O que isso significa para o serviço público

Para um leitor geral, a conclusão principal é simples: quando a liderança em agências públicas é tratada como uma responsabilidade compartilhada pela equipe, em vez de uma cadeia de comando de cima para baixo, os servidores tendem a se sentir mais fortes, esperançosos e genuinamente parte da organização. Nesse clima, ficam mais dispostos a apresentar ideias ousadas de melhoria e a dar o alarme quando perceberem problemas, mesmo em ambientes burocráticos cautelosos.

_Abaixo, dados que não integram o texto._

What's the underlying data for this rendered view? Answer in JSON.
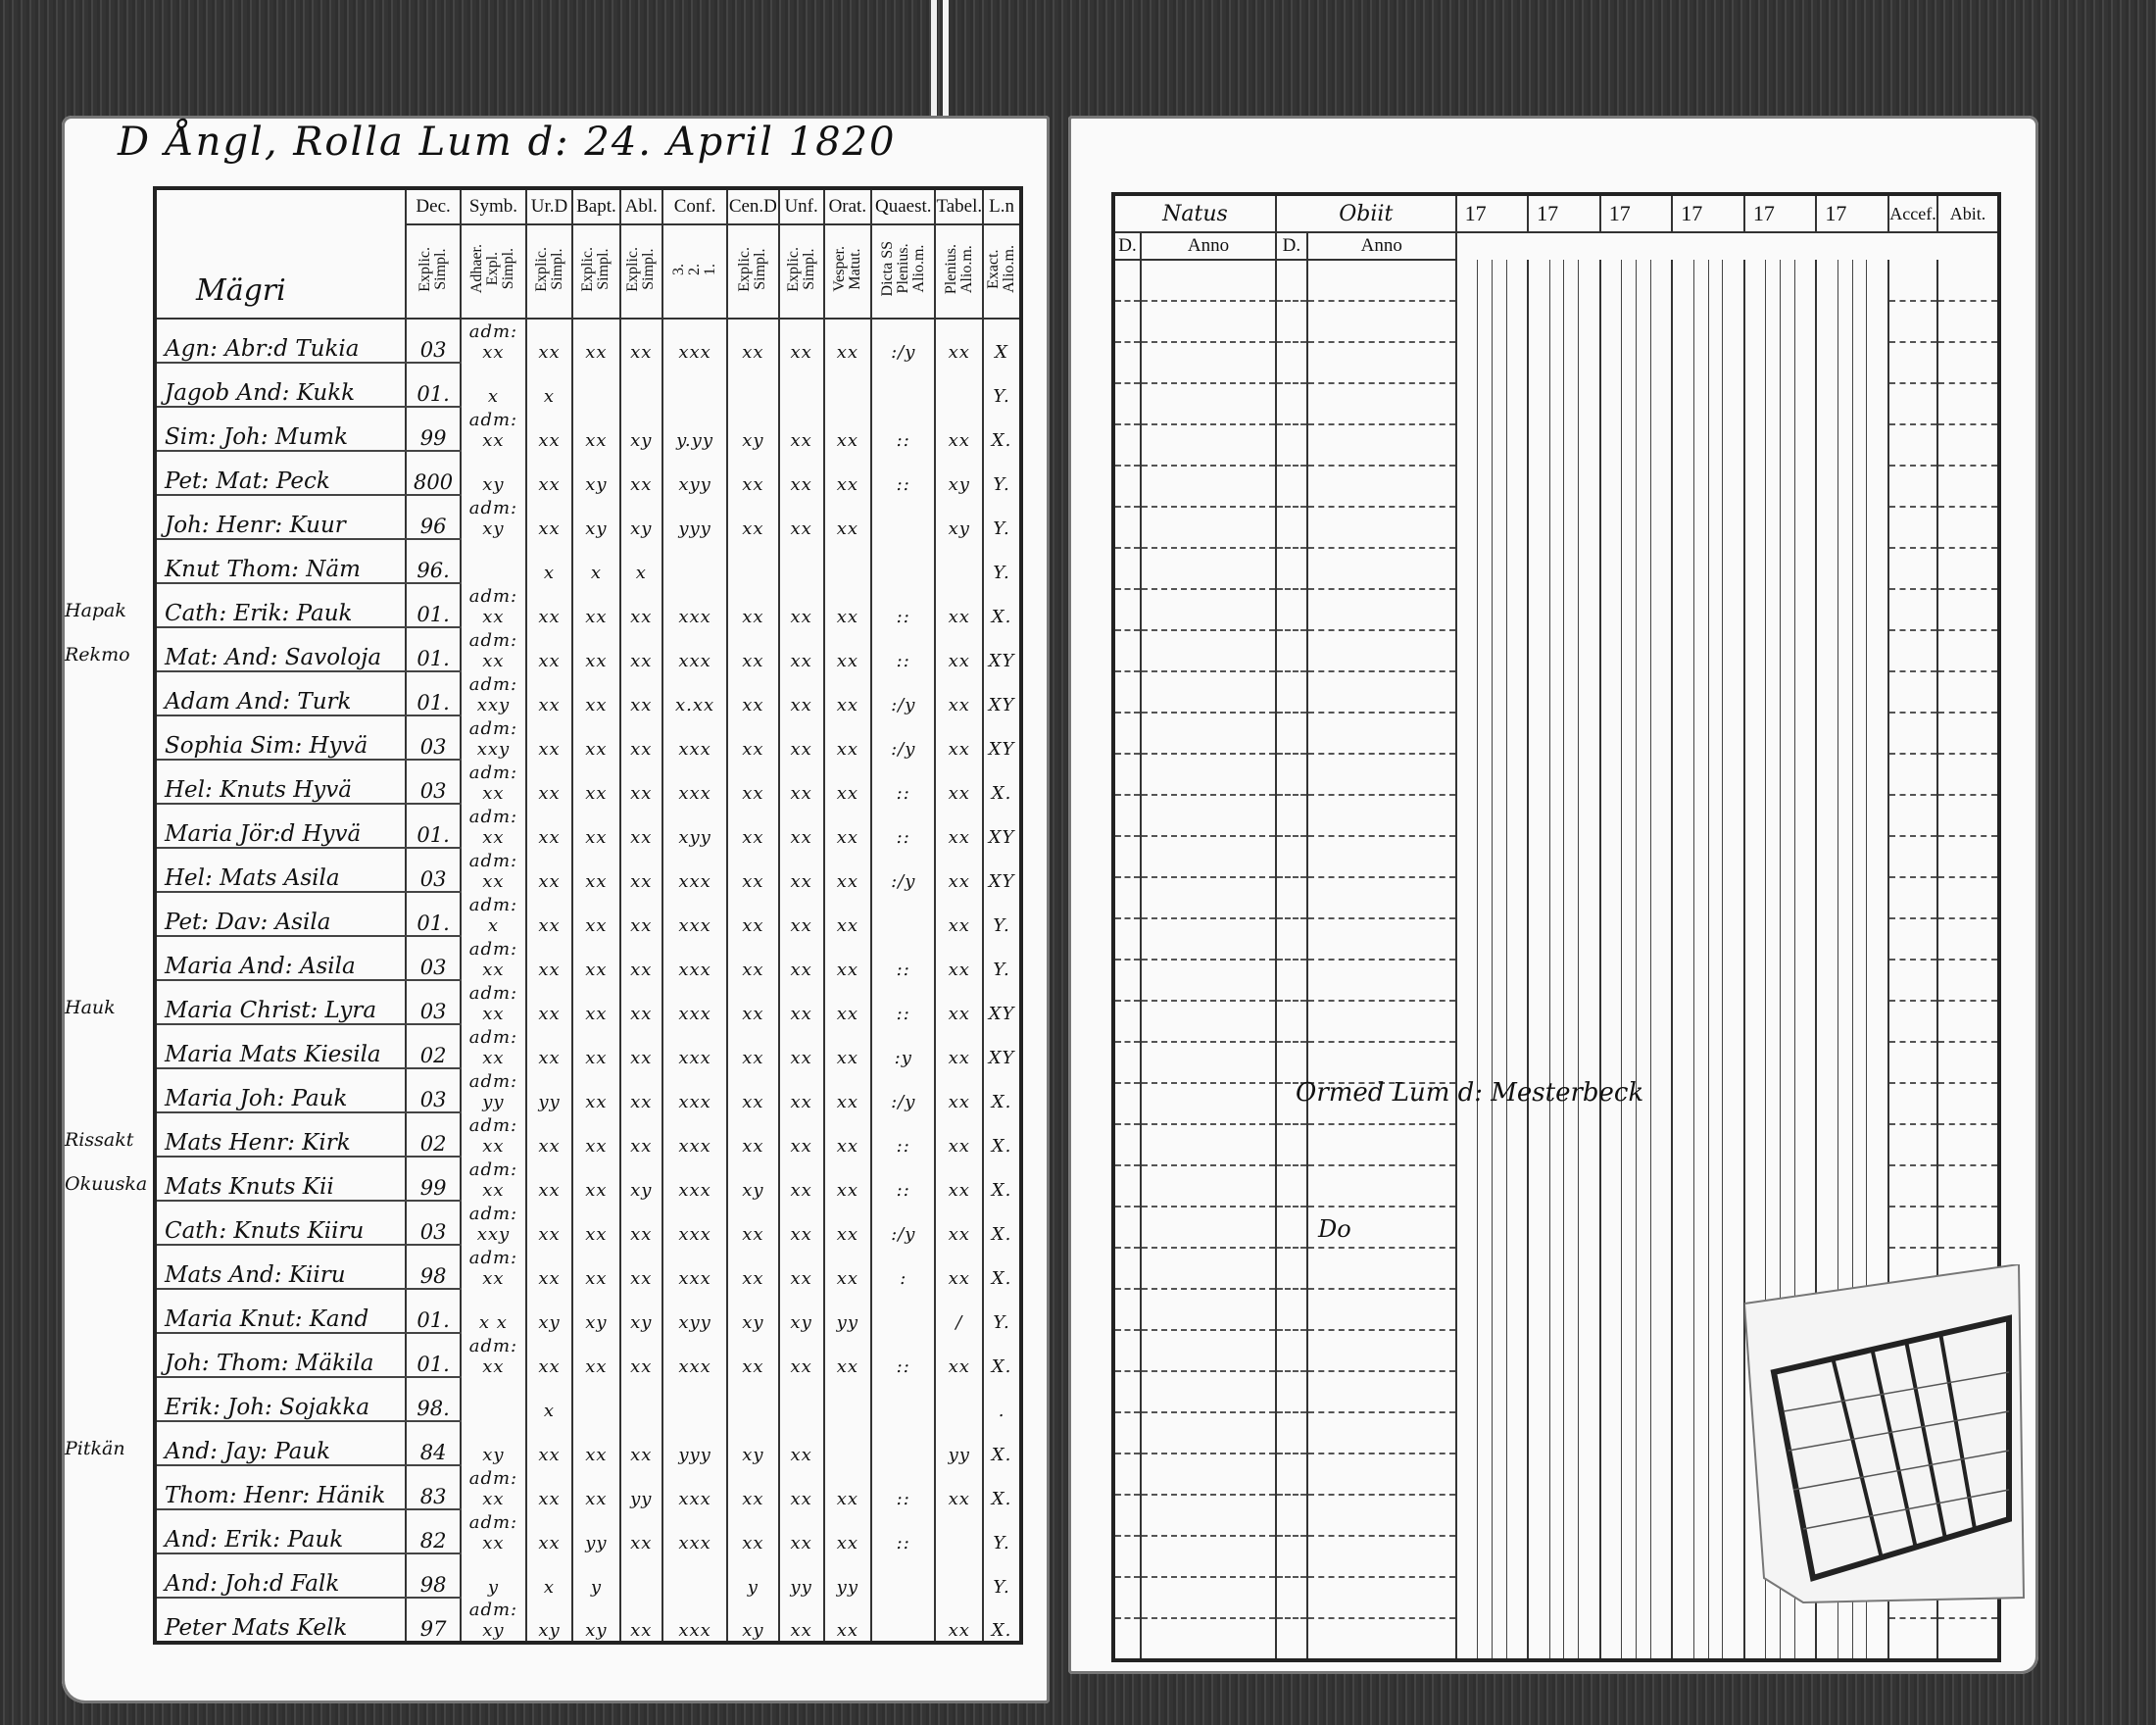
{
  "left_page": {
    "title": "D Ångl, Rolla Lum d: 24. April 1820",
    "section_label": "Mägri",
    "headers": [
      {
        "top": "Dec.",
        "sub": "Explic.\nSimpl."
      },
      {
        "top": "Symb.",
        "sub": "Adhaer.\nExpl.\nSimpl."
      },
      {
        "top": "Ur.D",
        "sub": "Explic.\nSimpl."
      },
      {
        "top": "Bapt.",
        "sub": "Explic.\nSimpl."
      },
      {
        "top": "Abl.",
        "sub": "Explic.\nSimpl."
      },
      {
        "top": "Conf.",
        "sub": "3.\n2.\n1."
      },
      {
        "top": "Cen.D",
        "sub": "Explic.\nSimpl."
      },
      {
        "top": "Unf.",
        "sub": "Explic.\nSimpl."
      },
      {
        "top": "Orat.",
        "sub": "Vesper.\nMatut."
      },
      {
        "top": "Quaest.",
        "sub": "Dicta SS\nPlenius.\nAlio.m."
      },
      {
        "top": "Tabel.",
        "sub": "Plenius.\nAlio.m."
      },
      {
        "top": "L.n",
        "sub": "Exact.\nAlio.m."
      }
    ],
    "rows": [
      {
        "name": "Agn: Abr:d Tukia",
        "dec": "03",
        "margin": "",
        "marks": [
          "adm: xx",
          "xx",
          "xx",
          "xx",
          "xxx",
          "xx",
          "xx",
          "xx",
          ":/y",
          "xx",
          "X"
        ]
      },
      {
        "name": "Jagob And: Kukk",
        "dec": "01.",
        "margin": "",
        "marks": [
          "x",
          "x",
          "",
          "",
          "",
          "",
          "",
          "",
          "",
          "",
          "Y."
        ]
      },
      {
        "name": "Sim: Joh: Mumk",
        "dec": "99",
        "margin": "",
        "marks": [
          "adm: xx",
          "xx",
          "xx",
          "xy",
          "y.yy",
          "xy",
          "xx",
          "xx",
          "::",
          "xx",
          "X."
        ]
      },
      {
        "name": "Pet: Mat: Peck",
        "dec": "800",
        "margin": "",
        "marks": [
          "xy",
          "xx",
          "xy",
          "xx",
          "xyy",
          "xx",
          "xx",
          "xx",
          "::",
          "xy",
          "Y."
        ]
      },
      {
        "name": "Joh: Henr: Kuur",
        "dec": "96",
        "margin": "",
        "marks": [
          "adm: xy",
          "xx",
          "xy",
          "xy",
          "yyy",
          "xx",
          "xx",
          "xx",
          "",
          "xy",
          "Y."
        ]
      },
      {
        "name": "Knut Thom: Näm",
        "dec": "96.",
        "margin": "",
        "marks": [
          "",
          "x",
          "x",
          "x",
          "",
          "",
          "",
          "",
          "",
          "",
          "Y."
        ]
      },
      {
        "name": "Cath: Erik: Pauk",
        "dec": "01.",
        "margin": "Hapak",
        "marks": [
          "adm: xx",
          "xx",
          "xx",
          "xx",
          "xxx",
          "xx",
          "xx",
          "xx",
          "::",
          "xx",
          "X."
        ]
      },
      {
        "name": "Mat: And: Savoloja",
        "dec": "01.",
        "margin": "Rekmo",
        "marks": [
          "adm: xx",
          "xx",
          "xx",
          "xx",
          "xxx",
          "xx",
          "xx",
          "xx",
          "::",
          "xx",
          "XY"
        ]
      },
      {
        "name": "Adam And: Turk",
        "dec": "01.",
        "margin": "",
        "marks": [
          "adm: xxy",
          "xx",
          "xx",
          "xx",
          "x.xx",
          "xx",
          "xx",
          "xx",
          ":/y",
          "xx",
          "XY"
        ]
      },
      {
        "name": "Sophia Sim: Hyvä",
        "dec": "03",
        "margin": "",
        "marks": [
          "adm: xxy",
          "xx",
          "xx",
          "xx",
          "xxx",
          "xx",
          "xx",
          "xx",
          ":/y",
          "xx",
          "XY"
        ]
      },
      {
        "name": "Hel: Knuts Hyvä",
        "dec": "03",
        "margin": "",
        "marks": [
          "adm: xx",
          "xx",
          "xx",
          "xx",
          "xxx",
          "xx",
          "xx",
          "xx",
          "::",
          "xx",
          "X."
        ]
      },
      {
        "name": "Maria Jör:d Hyvä",
        "dec": "01.",
        "margin": "",
        "marks": [
          "adm: xx",
          "xx",
          "xx",
          "xx",
          "xyy",
          "xx",
          "xx",
          "xx",
          "::",
          "xx",
          "XY"
        ]
      },
      {
        "name": "Hel: Mats Asila",
        "dec": "03",
        "margin": "",
        "marks": [
          "adm: xx",
          "xx",
          "xx",
          "xx",
          "xxx",
          "xx",
          "xx",
          "xx",
          ":/y",
          "xx",
          "XY"
        ]
      },
      {
        "name": "Pet: Dav: Asila",
        "dec": "01.",
        "margin": "",
        "marks": [
          "adm: x",
          "xx",
          "xx",
          "xx",
          "xxx",
          "xx",
          "xx",
          "xx",
          "",
          "xx",
          "Y."
        ]
      },
      {
        "name": "Maria And: Asila",
        "dec": "03",
        "margin": "",
        "marks": [
          "adm: xx",
          "xx",
          "xx",
          "xx",
          "xxx",
          "xx",
          "xx",
          "xx",
          "::",
          "xx",
          "Y."
        ]
      },
      {
        "name": "Maria Christ: Lyra",
        "dec": "03",
        "margin": "Hauk",
        "marks": [
          "adm: xx",
          "xx",
          "xx",
          "xx",
          "xxx",
          "xx",
          "xx",
          "xx",
          "::",
          "xx",
          "XY"
        ]
      },
      {
        "name": "Maria Mats Kiesila",
        "dec": "02",
        "margin": "",
        "marks": [
          "adm: xx",
          "xx",
          "xx",
          "xx",
          "xxx",
          "xx",
          "xx",
          "xx",
          ":y",
          "xx",
          "XY"
        ]
      },
      {
        "name": "Maria Joh: Pauk",
        "dec": "03",
        "margin": "",
        "marks": [
          "adm: yy",
          "yy",
          "xx",
          "xx",
          "xxx",
          "xx",
          "xx",
          "xx",
          ":/y",
          "xx",
          "X."
        ]
      },
      {
        "name": "Mats Henr: Kirk",
        "dec": "02",
        "margin": "Rissakt",
        "marks": [
          "adm: xx",
          "xx",
          "xx",
          "xx",
          "xxx",
          "xx",
          "xx",
          "xx",
          "::",
          "xx",
          "X."
        ]
      },
      {
        "name": "Mats Knuts Kii",
        "dec": "99",
        "margin": "Okuuska",
        "marks": [
          "adm: xx",
          "xx",
          "xx",
          "xy",
          "xxx",
          "xy",
          "xx",
          "xx",
          "::",
          "xx",
          "X."
        ]
      },
      {
        "name": "Cath: Knuts Kiiru",
        "dec": "03",
        "margin": "",
        "marks": [
          "adm: xxy",
          "xx",
          "xx",
          "xx",
          "xxx",
          "xx",
          "xx",
          "xx",
          ":/y",
          "xx",
          "X."
        ]
      },
      {
        "name": "Mats And: Kiiru",
        "dec": "98",
        "margin": "",
        "marks": [
          "adm: xx",
          "xx",
          "xx",
          "xx",
          "xxx",
          "xx",
          "xx",
          "xx",
          ":",
          "xx",
          "X."
        ]
      },
      {
        "name": "Maria Knut: Kand",
        "dec": "01.",
        "margin": "",
        "marks": [
          "x x",
          "xy",
          "xy",
          "xy",
          "xyy",
          "xy",
          "xy",
          "yy",
          "",
          "/",
          "Y."
        ]
      },
      {
        "name": "Joh: Thom: Mäkila",
        "dec": "01.",
        "margin": "",
        "marks": [
          "adm: xx",
          "xx",
          "xx",
          "xx",
          "xxx",
          "xx",
          "xx",
          "xx",
          "::",
          "xx",
          "X."
        ]
      },
      {
        "name": "Erik: Joh: Sojakka",
        "dec": "98.",
        "margin": "",
        "marks": [
          "",
          "x",
          "",
          "",
          "",
          "",
          "",
          "",
          "",
          "",
          "."
        ]
      },
      {
        "name": "And: Jay: Pauk",
        "dec": "84",
        "margin": "Pitkän",
        "marks": [
          "xy",
          "xx",
          "xx",
          "xx",
          "yyy",
          "xy",
          "xx",
          "",
          "",
          "yy",
          "X."
        ]
      },
      {
        "name": "Thom: Henr: Hänik",
        "dec": "83",
        "margin": "",
        "marks": [
          "adm: xx",
          "xx",
          "xx",
          "yy",
          "xxx",
          "xx",
          "xx",
          "xx",
          "::",
          "xx",
          "X."
        ]
      },
      {
        "name": "And: Erik: Pauk",
        "dec": "82",
        "margin": "",
        "marks": [
          "adm: xx",
          "xx",
          "yy",
          "xx",
          "xxx",
          "xx",
          "xx",
          "xx",
          "::",
          "",
          "Y."
        ]
      },
      {
        "name": "And: Joh:d Falk",
        "dec": "98",
        "margin": "",
        "marks": [
          "y",
          "x",
          "y",
          "",
          "",
          "y",
          "yy",
          "yy",
          "",
          "",
          "Y."
        ]
      },
      {
        "name": "Peter Mats Kelk",
        "dec": "97",
        "margin": "",
        "marks": [
          "adm: xy",
          "xy",
          "xy",
          "xx",
          "xxx",
          "xy",
          "xx",
          "xx",
          "",
          "xx",
          "X."
        ]
      }
    ]
  },
  "right_page": {
    "headers": {
      "natus": "Natus",
      "obiit": "Obiit",
      "years": [
        "17",
        "17",
        "17",
        "17",
        "17",
        "17"
      ],
      "accef": "Accef.",
      "abit": "Abit.",
      "d_label": "D.",
      "anno_label": "Anno"
    },
    "handwritten_note": "Ormed Lum d: Mesterbeck",
    "handwritten_note2": "Do"
  }
}
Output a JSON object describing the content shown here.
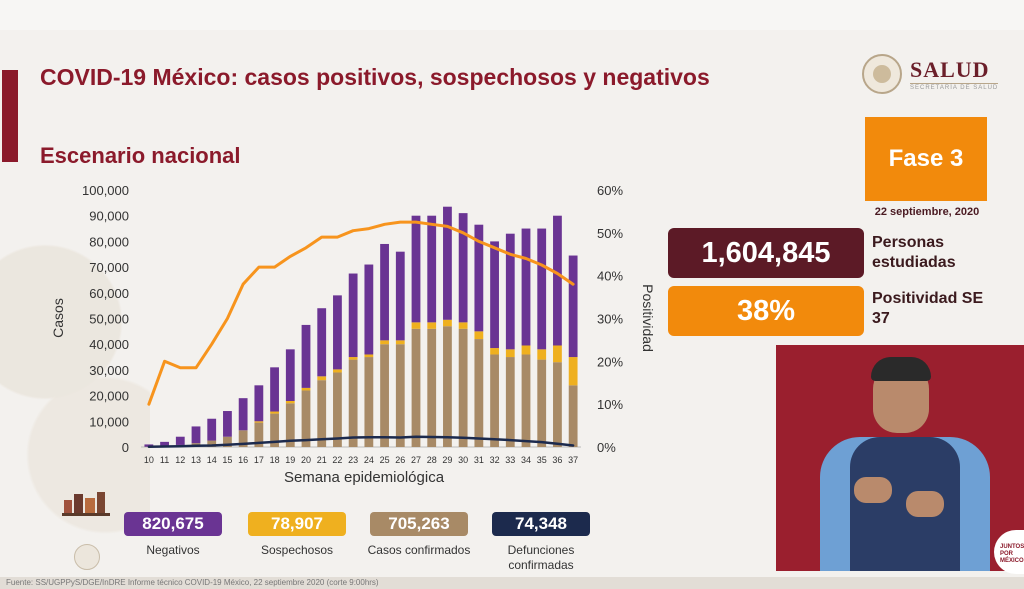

Embora este estudo se baseie em uma região e não possa comprovar causalidade, ele aponta um caminho prático para governos que desejam mais feedback honesto e inovação: cultivar ambientes de trabalho onde a influência circule entre colegas, onde os recursos psicológicos das pessoas sejam nutridos e onde os funcionários sintam que a organização é realmente “deles.”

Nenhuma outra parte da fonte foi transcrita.